20年以上登別に暮らす方の多くは、「戸建て・持ち家」と推測することができるでしょう。
※参照元:生存時間モデルによる所有形態別居住年数分布推定
http://library.jsce.or.jp/jsce/open/00039/200806_no37/pdf/326.pdf
Q:日常生活の不安は?(3つまで回答可)
項目 |
割合(%) |
自分の健康のこと |
20.7 |
家族の健康のこと |
20.0 |
子どもを生み育てること |
1.9 |
身内の介護のこと |
6.6 |
自分自身の介護のこと |
7.9 |
収入や家計のこと |
11.8 |
生きがいや将来のこと |
5.0 |
日中ひとりでいること |
0.9 |
近所とのつきあいのこと |
1.4 |
緊急時の連絡のこと |
4.4 |
災害時の備えのこと |
10.9 |
住まいの確保のこと |
1.3 |
自宅周辺の環境衛生のこと |
2.6 |
人権問題に関すること |
0.4 |
特にない |
3.7 |
その他 |
0.3 |
本来は社会福祉を目的とした調査のため、福祉関連の回答項目が多いことには、留意する必要があるでしょう。
健康問題に不安を抱えている方が多く、収入や災害に対する不安がそれに続きます。興味深いのは、収入に不安を抱える方の割合が、それほど多くないことです(約12%)。平たく言えば、登別市民はお金にはあまり困っていないということでしょう。
正社員の割合が約20%という事実を加味して考慮すれば、登別においては「正社員でなくてもそれほど生活(収入・お金)には困らない」ことを示唆します。
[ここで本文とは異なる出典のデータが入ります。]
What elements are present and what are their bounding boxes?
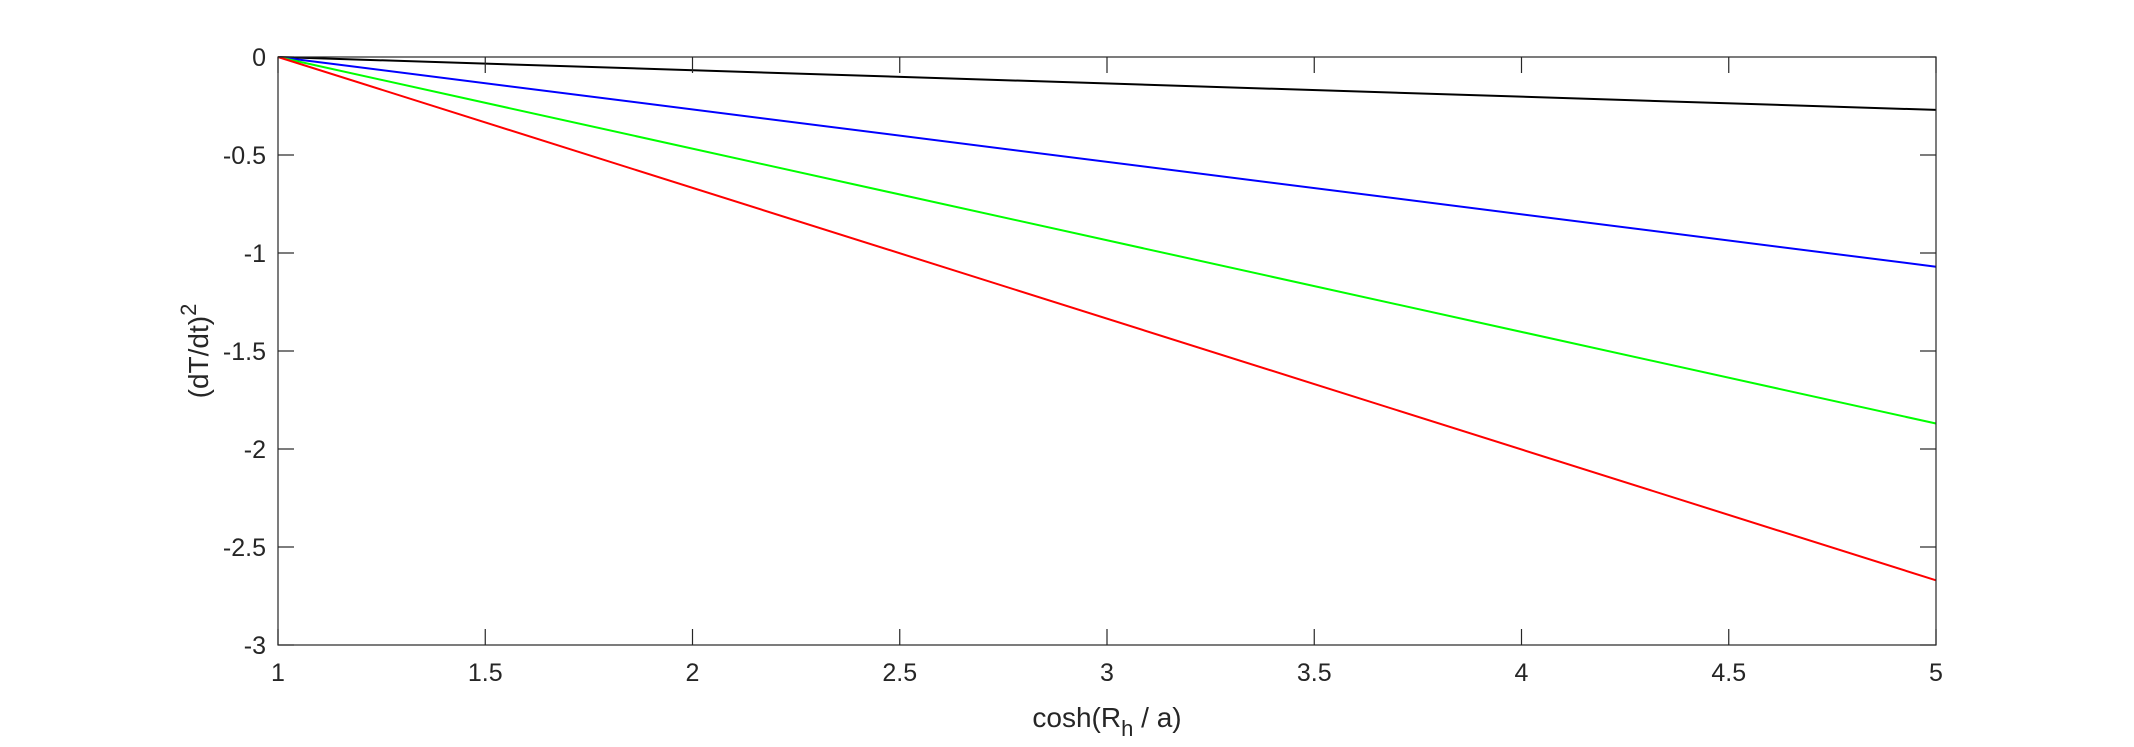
x-tick-label: 3.5 bbox=[1297, 659, 1332, 687]
y-tick-label: -2.5 bbox=[223, 534, 266, 562]
x-tick-label: 5 bbox=[1929, 659, 1943, 687]
plot-area bbox=[278, 57, 1936, 645]
x-tick-label: 3 bbox=[1100, 659, 1114, 687]
series-line-2 bbox=[277, 56, 1937, 268]
y-axis-label: (dT/dt)2 bbox=[176, 304, 214, 399]
x-tick-label: 2.5 bbox=[882, 659, 917, 687]
x-tick-label: 1 bbox=[271, 659, 285, 687]
y-tick-label: -1.5 bbox=[223, 338, 266, 366]
y-tick-label: -2 bbox=[244, 436, 266, 464]
y-tick-label: -3 bbox=[244, 632, 266, 660]
y-tick-label: 0 bbox=[252, 44, 266, 72]
series-layer bbox=[277, 56, 1937, 582]
x-tick-label: 2 bbox=[686, 659, 700, 687]
y-tick-labels: 0 -0.5 -1 -1.5 -2 -2.5 -3 bbox=[223, 44, 266, 660]
x-tick-label: 1.5 bbox=[468, 659, 503, 687]
axes-box bbox=[277, 56, 1937, 646]
series-line-4 bbox=[277, 56, 1937, 582]
x-tick-label: 4 bbox=[1515, 659, 1529, 687]
y-tick-label: -1 bbox=[244, 240, 266, 268]
series-line-1 bbox=[277, 56, 1937, 111]
x-axis-label: cosh(Rh / a) bbox=[1032, 702, 1181, 741]
x-tick-labels: 1 1.5 2 2.5 3 3.5 4 4.5 5 bbox=[271, 659, 1943, 687]
x-tick-label: 4.5 bbox=[1711, 659, 1746, 687]
series-line-3 bbox=[277, 56, 1937, 425]
y-tick-label: -0.5 bbox=[223, 142, 266, 170]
日本全国物価はほとんど同じですから、暮らしに不自由しない理由は別にあると考えるのが自然でしょう。
先ほどのアンケート結果から、20年以上登別に暮らす方の割合が約70%で、その多くは持ち家だろうと推測されます。
あくまで推論の域を出ませんが、持ち家(かつローンの支払いを終えている状態)なので毎月の家賃支出がない分、生活にはあまり困っていない登別市民が多いのかもしれません。